More details I have done are given below enter image description here

Thank you.

CodePudding user response:

The text is too short and the probability distribution function looks uniform. If the frequencies of occurrence are (more or less) the same, the input string gets very close to random noise. It is impossible to compress random noise in a general way, compression will most likely be longer than the input sequence, because one also need to add some metadata, like an encoding table.

In contrast, consider encoding a string that is: aaaaaaaaaaaaaaa.

If one tries to encode a longer general English text, one would notice at some point, the encoded string size will start to get dramatically shorter than the original text. This is because the encoded sequence frequencies will start to make a much higher impact - the most frequent character will be encoded with the shortest possible code and because it is repeated a lot, its shorter size will dominate the size of the original character.

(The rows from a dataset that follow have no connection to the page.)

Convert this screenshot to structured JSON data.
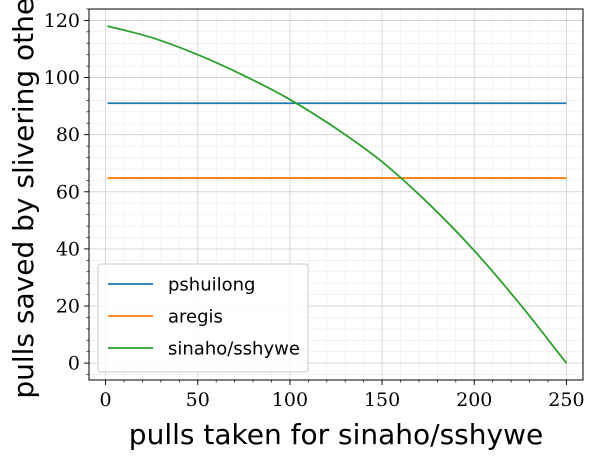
{
  "chart_data": {
    "type": "line",
    "title": "",
    "xlabel": "pulls taken for sinaho/sshywe",
    "ylabel": "pulls saved by slivering other",
    "xlim": [
      -9,
      259
    ],
    "ylim": [
      -5.9,
      124
    ],
    "xticks": [
      0,
      50,
      100,
      150,
      200,
      250
    ],
    "yticks": [
      0,
      20,
      40,
      60,
      80,
      100,
      120
    ],
    "grid": true,
    "minor_grid": true,
    "legend_position": "lower-left",
    "series": [
      {
        "name": "pshuilong",
        "color": "#1f77b4",
        "x": [
          1,
          250
        ],
        "y": [
          91,
          91
        ]
      },
      {
        "name": "aregis",
        "color": "#ff7f0e",
        "x": [
          1,
          250
        ],
        "y": [
          64.8,
          64.8
        ]
      },
      {
        "name": "sinaho/sshywe",
        "color": "#2ca02c",
        "x": [
          1,
          25,
          50,
          75,
          100,
          125,
          150,
          175,
          200,
          225,
          250
        ],
        "y": [
          118.0,
          114.0,
          108.0,
          100.7,
          92.3,
          82.2,
          70.5,
          56.0,
          39.4,
          20.5,
          0
        ]
      }
    ]
  }
}
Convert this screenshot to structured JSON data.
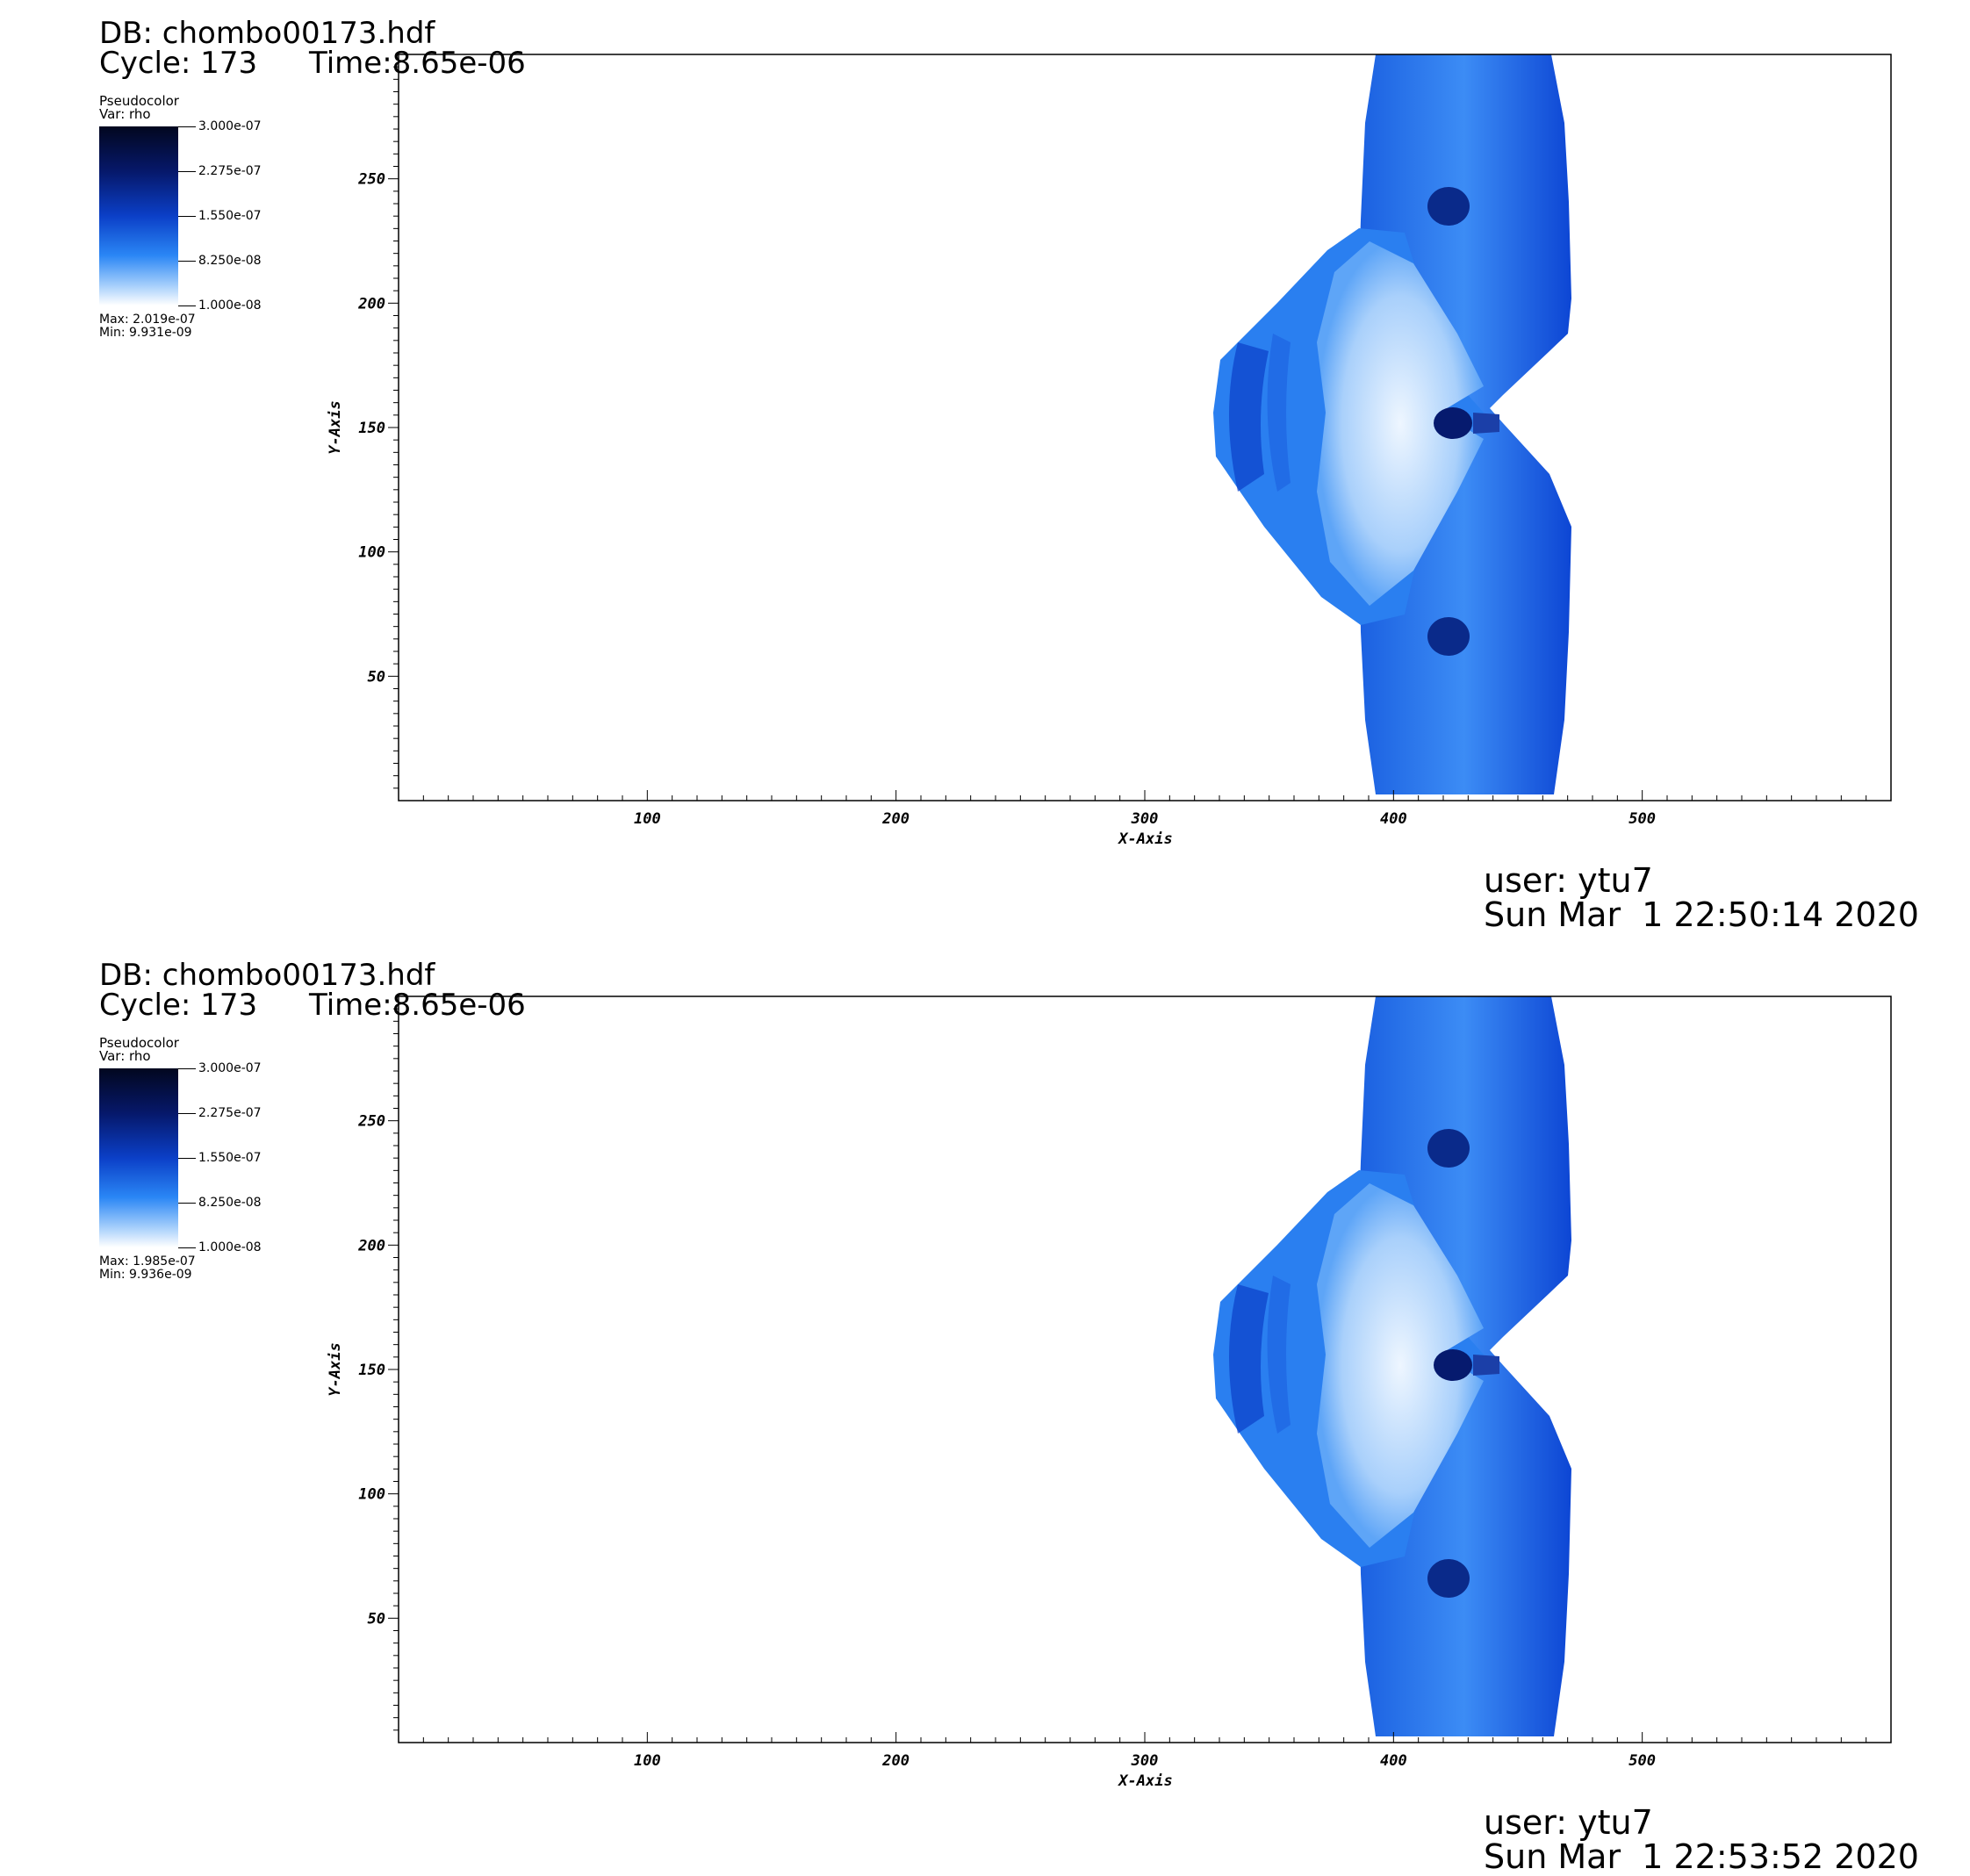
{
  "plots": [
    {
      "db_label": "DB: chombo00173.hdf",
      "cycle_label": "Cycle: 173",
      "time_label": "Time:8.65e-06",
      "legend": {
        "plot_type": "Pseudocolor",
        "var": "Var: rho",
        "ticks": [
          "3.000e-07",
          "2.275e-07",
          "1.550e-07",
          "8.250e-08",
          "1.000e-08"
        ],
        "max": "Max: 2.019e-07",
        "min": "Min: 9.931e-09"
      },
      "user": "user: ytu7",
      "date": "Sun Mar  1 22:50:14 2020"
    },
    {
      "db_label": "DB: chombo00173.hdf",
      "cycle_label": "Cycle: 173",
      "time_label": "Time:8.65e-06",
      "legend": {
        "plot_type": "Pseudocolor",
        "var": "Var: rho",
        "ticks": [
          "3.000e-07",
          "2.275e-07",
          "1.550e-07",
          "8.250e-08",
          "1.000e-08"
        ],
        "max": "Max: 1.985e-07",
        "min": "Min: 9.936e-09"
      },
      "user": "user: ytu7",
      "date": "Sun Mar  1 22:53:52 2020"
    }
  ],
  "chart_data": [
    {
      "type": "heatmap",
      "variable": "rho",
      "colormap": [
        "#ffffff",
        "#2a86f5",
        "#0b3fc7",
        "#06186a",
        "#02071f"
      ],
      "colorbar_range": [
        1e-08,
        3e-07
      ],
      "xlabel": "X-Axis",
      "ylabel": "Y-Axis",
      "xlim": [
        0,
        600
      ],
      "ylim": [
        0,
        300
      ],
      "xticks": [
        100,
        200,
        300,
        400,
        500
      ],
      "yticks": [
        50,
        100,
        150,
        200,
        250
      ],
      "data_max": 2.019e-07,
      "data_min": 9.931e-09
    },
    {
      "type": "heatmap",
      "variable": "rho",
      "colormap": [
        "#ffffff",
        "#2a86f5",
        "#0b3fc7",
        "#06186a",
        "#02071f"
      ],
      "colorbar_range": [
        1e-08,
        3e-07
      ],
      "xlabel": "X-Axis",
      "ylabel": "Y-Axis",
      "xlim": [
        0,
        600
      ],
      "ylim": [
        0,
        300
      ],
      "xticks": [
        100,
        200,
        300,
        400,
        500
      ],
      "yticks": [
        50,
        100,
        150,
        200,
        250
      ],
      "data_max": 1.985e-07,
      "data_min": 9.936e-09
    }
  ]
}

CodePudding user response:

Huffman encoding optimizes the message length, given the frequency table. What you do with the frequency table is up to you.

Applications for very short messages often assume a static frequency table that both the transmitter and receiver know in advance, so it doesn't have to be transmitted.

Applications that need to send the frequency table often perform additional optimization. It's possible to communicate the tree by transmitting just the lengths of each symbol in alphabetical order. The lengths themselves can then be Huffman-encoded.

CodePudding user response:

There is no reversible compression algorithm that is guaranteed to compress all possible inputs. If there was, then you could repeatedly feed it its own output and eventually reduce any input file to 1 bit. For any initial input file.

Hence, there must be some inputs that cannot be compressed by any particular algorithm.

As others have explained, you have found an input that Hoffman cannot compress.